Kaji Research

Contact

Name: Hideko Kaji, PhD
Position: Professor

1020 Locust Street
JAH 456A
Philadelphia, PA 19107

Telephone: 215-503-6547
Ribbon
  • Mechanism of protein biosynthesis with emphasis on the last step: the ribosome recycling step.
  • Post-translational modification of protein by arginine transfer enzyme (discovered by H. Kaji).

This laboratory is studying the last step of protein biosynthesis, ribosome recycling step. This step in bacteria was discovered in the Kaji lab in 1970. It took long time to be accepted by scientific community. However, now most of biochemistry text book describes this step as one of the four steps of protein synthesis, initiation, elongation, termination and the ribosome recycling.  In bacteria, this step is catalyzed by two protein factors, elongation factor G and ribosome recycling factor (RRF). RRF is dedicated solely to catalyze the last step. It is one of the essential bacterial factors on which bacterial life is dependent. We originally named this factor as ribosome releasing factor because we discovered that RRF’s major function is to recycle ribosome by releasing spent mRNA to recycle the ribosome for new round of protein synthesis. Other laboratories used short mRNA with the Shine Dalgarno (SD) sequence to study the RRF reaction. With these mRNAs, due to the strong affinity of the SD sequence to ribosomes, the ribosomes released by RRF from mRNA quickly binds back to mRNA hiding the main function of RRF to release mRNA. Because RRF has two more functions, release of tRNA and splitting of 70S ribosomes into subunits, other laboratories were misled to the wrong conclusion that RRF’s main function is to split 70S ribosomes to get ready for the initiation step. This wrong concept was widely accepted because of the common wrong concept that the initiation of protein synthesis must involve subunits. As a matter of fact, there are two pathways of the initiation of protein synthesis, one involving the subunits, and the other involving 70S ribosomes.   They are equally important but the one involving subunits are more widely accepted.  We feel that it is our responsibility to correct these wrong concept especially because we discovered RRF and initiated the concept of ribosome recycling. We currently use fast kinetic and fluorescent labeled mRNA closely similar to natural mRNA.  Besides these basic studies, we recently developed a new assay system to look for inhibitors to RRF. This work could lead to new antibiotics.
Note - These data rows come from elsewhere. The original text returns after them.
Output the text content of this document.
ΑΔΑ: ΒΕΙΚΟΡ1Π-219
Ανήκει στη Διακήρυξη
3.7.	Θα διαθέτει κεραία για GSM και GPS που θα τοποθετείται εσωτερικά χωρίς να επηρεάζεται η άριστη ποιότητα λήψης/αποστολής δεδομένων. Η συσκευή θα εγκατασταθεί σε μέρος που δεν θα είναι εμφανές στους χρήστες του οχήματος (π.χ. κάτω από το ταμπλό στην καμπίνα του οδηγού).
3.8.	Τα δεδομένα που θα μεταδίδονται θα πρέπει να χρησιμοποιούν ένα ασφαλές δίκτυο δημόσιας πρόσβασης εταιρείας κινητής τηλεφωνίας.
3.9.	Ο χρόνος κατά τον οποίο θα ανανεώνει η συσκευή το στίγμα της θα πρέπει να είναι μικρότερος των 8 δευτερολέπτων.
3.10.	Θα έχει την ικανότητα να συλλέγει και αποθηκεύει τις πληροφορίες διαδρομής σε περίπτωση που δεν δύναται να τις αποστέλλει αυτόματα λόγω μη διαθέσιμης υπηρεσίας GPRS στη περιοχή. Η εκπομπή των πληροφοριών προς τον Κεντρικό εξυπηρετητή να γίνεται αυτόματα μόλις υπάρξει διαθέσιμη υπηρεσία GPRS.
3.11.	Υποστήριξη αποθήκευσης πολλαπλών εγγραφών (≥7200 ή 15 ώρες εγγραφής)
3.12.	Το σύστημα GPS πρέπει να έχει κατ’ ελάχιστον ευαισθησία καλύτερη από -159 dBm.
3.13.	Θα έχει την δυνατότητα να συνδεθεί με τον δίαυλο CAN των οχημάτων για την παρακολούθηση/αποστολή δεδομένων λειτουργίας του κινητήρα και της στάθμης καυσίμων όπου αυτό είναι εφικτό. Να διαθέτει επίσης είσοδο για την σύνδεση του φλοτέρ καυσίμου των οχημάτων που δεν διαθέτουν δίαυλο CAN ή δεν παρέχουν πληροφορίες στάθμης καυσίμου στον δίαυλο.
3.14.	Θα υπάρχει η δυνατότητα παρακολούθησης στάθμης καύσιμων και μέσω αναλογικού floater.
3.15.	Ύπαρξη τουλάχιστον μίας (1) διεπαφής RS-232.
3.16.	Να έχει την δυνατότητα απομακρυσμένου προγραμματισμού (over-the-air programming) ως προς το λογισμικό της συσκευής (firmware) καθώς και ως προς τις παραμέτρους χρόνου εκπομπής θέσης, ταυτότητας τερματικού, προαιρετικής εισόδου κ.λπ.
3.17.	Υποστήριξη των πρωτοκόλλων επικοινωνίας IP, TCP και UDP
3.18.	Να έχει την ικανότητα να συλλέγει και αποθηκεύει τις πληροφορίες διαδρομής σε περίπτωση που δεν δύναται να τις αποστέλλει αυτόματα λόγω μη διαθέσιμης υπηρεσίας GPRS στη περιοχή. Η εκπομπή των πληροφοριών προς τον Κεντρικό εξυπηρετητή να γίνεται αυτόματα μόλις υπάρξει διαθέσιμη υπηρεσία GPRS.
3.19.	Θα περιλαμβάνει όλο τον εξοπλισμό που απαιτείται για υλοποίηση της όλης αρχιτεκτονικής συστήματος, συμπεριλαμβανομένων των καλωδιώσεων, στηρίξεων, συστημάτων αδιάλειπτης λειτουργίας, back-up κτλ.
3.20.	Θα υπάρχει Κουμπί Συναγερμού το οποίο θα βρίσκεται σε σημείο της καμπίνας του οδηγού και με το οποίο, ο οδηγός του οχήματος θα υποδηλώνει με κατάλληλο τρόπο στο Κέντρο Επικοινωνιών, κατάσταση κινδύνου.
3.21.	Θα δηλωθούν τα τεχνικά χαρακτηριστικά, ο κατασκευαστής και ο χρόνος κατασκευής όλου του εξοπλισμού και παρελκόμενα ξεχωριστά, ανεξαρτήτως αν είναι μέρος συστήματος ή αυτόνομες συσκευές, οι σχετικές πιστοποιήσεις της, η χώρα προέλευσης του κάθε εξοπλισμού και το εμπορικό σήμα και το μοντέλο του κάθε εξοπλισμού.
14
In addition, we are planning to re-start extension of our original observation that the AT enzyme catalyze the protein modification. Our special interest is focused on the possible relation between cognitive diseases and the AT enzyme.

Research Projects

  1. Mechanism of ribosome recycling factor (RRF).
    Correcting general misconception.
  2. Search for a specific inhibitor of RRF
  3. eEF-3 (eukaryotic elongation factor)
  4. Arginine transfer from arginyl-tRNA to a preformed protein.
    Its role in developing cognitive disease.